Froide esthétique
Heureusement pour les cinéastes que les hommes de main d’Hitler étaient suffisamment nombreux et barbares pour continuer de les inspirer. Parfois à tort. Dans HHhH, film au titre aussi énigmatique que difficilement prononçable, le bourreau s’appelle Heydrich. Et il n’était pas du genre rigolo, puisqu’en plus d’avoir épuré les rangs du parti nazi et dirigé la Bohême- Moravie à coups de massacres, c’est l’architecte de la solution finale. Voilà qui aurait pu faire un bon sujet de film, mais que Cédric Jimenez se contente d’effleurer. Le réalisateur abandonne l’Histoire et la psychologie au profit de longs tableaux esthétisants, avec caméra virevoltante et musique solennelle, pour suggérer tour à tour la barbarie d’Heydrich et ses quelques moments d’humanité.
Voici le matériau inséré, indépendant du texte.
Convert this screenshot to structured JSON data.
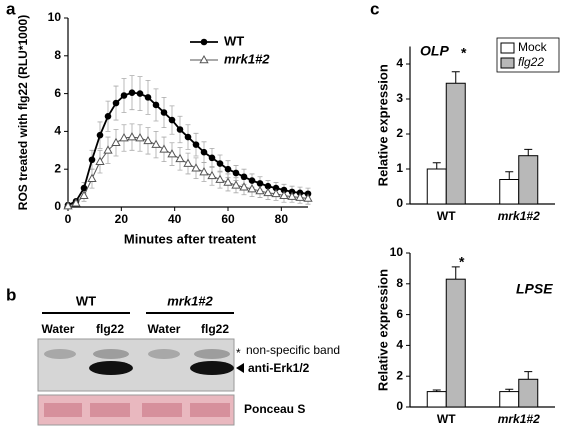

Superficiel C’est beau mais froid, et surtout épuisant. Jimenez peine à poser sa caméra gigoteuse pour créer une véritable dramaturgie, les scènes de dialogue étant expédiées et le contexte historique réduit à l’état d’indices. Et surtout, au lieu de creuser la personnalité d’Heydrich, le film abandonne soudainement ce personnage dans sa deuxième partie pour se consacrer à l’opération Anthropoid, une mission d’assassinat du dirigeant nazi orchestrée par Londres et confiée à deux soldats tchécoslovaques. Là, il retombe dans ses mêmes travers. Les deux personnages, réduits à l’état de figures historiques avec le minimum de psychologie, provoquent le minimum d’empathie chez le spectateur. On reste en surface de ce film, long comme l’Occupation.